Like other major cities in the West African region, Lomé faces a proliferation of plastic waste. While plastic consumption globally has quadrupled over the past 30 years, only 9% of plastic waste is recycled, while 22% is mismanaged.
“What we have just done is for our own health and whoever talks about health, talks about sanitation. We have travelled all over…. and it has allowed me to see a bit of the quality of the streets and their cleanliness gave me a lot of ideas for the future,” Tagba said, clearly excited about the opportunities.
The initiative also encourages eco-entrepreneurship.
“There are some women today, who go to the dumpsite to pick up these plastic wastes to resell. It is already an alternative if people know that we can sell them. It can help fight against the proliferation of plastic wastes while protecting our environment,” Tagba elaborated.
At the fifth session of the United Nations General Assembly for the Environment held on February 28, 2022, in Nairobi, Kenya, UNEA-5 Chair, Espen Barth Eide said plastic pollution was becoming an epidemic. Paradoxically, plastics are some of the most durable products humans have made. Yet, it is often just thrown away.
“Plastic is a product that can be reused, and then reused again and again, if we make it part of a circular economy,” Eide said.
He added that he is “convinced that now is the time to adopt a treaty legally binding to end plastic pollution.”
That statement resonates with Tagba who maintains that the call is ideally in line with the objectives of the movement.
“I think it’s together that we can win this fight because there is so much waste in our countries that does not benefit our planet and ourselves,” he explained.

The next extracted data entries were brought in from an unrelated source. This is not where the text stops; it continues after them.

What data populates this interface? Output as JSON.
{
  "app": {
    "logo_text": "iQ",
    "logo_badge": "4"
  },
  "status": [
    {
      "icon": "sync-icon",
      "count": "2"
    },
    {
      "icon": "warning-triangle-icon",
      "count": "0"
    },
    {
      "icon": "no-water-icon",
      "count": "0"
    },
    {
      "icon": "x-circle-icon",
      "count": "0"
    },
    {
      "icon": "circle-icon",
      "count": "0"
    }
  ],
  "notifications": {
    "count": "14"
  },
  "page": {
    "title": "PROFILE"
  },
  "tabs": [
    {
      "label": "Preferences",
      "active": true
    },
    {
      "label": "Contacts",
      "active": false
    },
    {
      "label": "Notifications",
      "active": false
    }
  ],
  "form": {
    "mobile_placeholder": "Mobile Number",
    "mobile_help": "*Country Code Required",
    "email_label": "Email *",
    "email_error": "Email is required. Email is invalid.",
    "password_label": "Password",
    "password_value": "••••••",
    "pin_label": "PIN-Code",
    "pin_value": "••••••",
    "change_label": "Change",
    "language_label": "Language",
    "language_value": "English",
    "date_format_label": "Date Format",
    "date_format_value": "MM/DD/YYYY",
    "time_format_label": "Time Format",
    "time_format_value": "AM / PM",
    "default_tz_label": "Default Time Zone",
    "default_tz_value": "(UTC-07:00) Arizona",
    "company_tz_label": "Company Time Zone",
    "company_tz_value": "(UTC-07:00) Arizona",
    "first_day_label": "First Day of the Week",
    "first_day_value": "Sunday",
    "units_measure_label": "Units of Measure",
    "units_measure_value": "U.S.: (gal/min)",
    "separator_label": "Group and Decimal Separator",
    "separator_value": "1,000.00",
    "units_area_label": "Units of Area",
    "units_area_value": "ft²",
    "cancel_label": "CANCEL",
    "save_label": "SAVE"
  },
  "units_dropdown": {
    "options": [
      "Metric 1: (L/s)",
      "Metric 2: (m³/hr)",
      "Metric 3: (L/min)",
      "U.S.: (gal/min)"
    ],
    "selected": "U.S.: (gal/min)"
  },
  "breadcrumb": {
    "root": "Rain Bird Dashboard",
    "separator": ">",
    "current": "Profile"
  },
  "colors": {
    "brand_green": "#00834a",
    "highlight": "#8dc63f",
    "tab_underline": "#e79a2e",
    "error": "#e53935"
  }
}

“Today, there are countries like Rwanda, if they got there, it is because they took firm measures to fight against the proliferation of waste, then you have to join forces to get to that level.”
At another Eco-jogging event, this time in Agbodrafo, a small town located some 35 kilometres from Lomé, the mayor, who also joined the group, was impressed by what the eco-joggers were doing. He hoped that more could be done to achieve a cleaner environment.
“My main challenge in this town is how to eliminate wild dumps. So Eco-jogging can help achieve that”, explained Edoé Guun, the mayor of Agbodrafo.
Tagba has taken his initiative global. Several countries are scheduled to participate this year in the second edition of the Eco-Jogging World Cup, which will take place in Burkina Faso, while over 6,000 people in 18 countries across the world including Togo, Ghana, Burkina Faso, Niger, Ivory Coast, Cameroon, Benin, Senegal, Chad, Guinea, Mauritania, Mali, DRC, Gabon, France, Belgium, Germany, and the United-States of America, are involved.
“We only tried to bring people together through social media and but now every time we put out a call, people come,” said Tagba.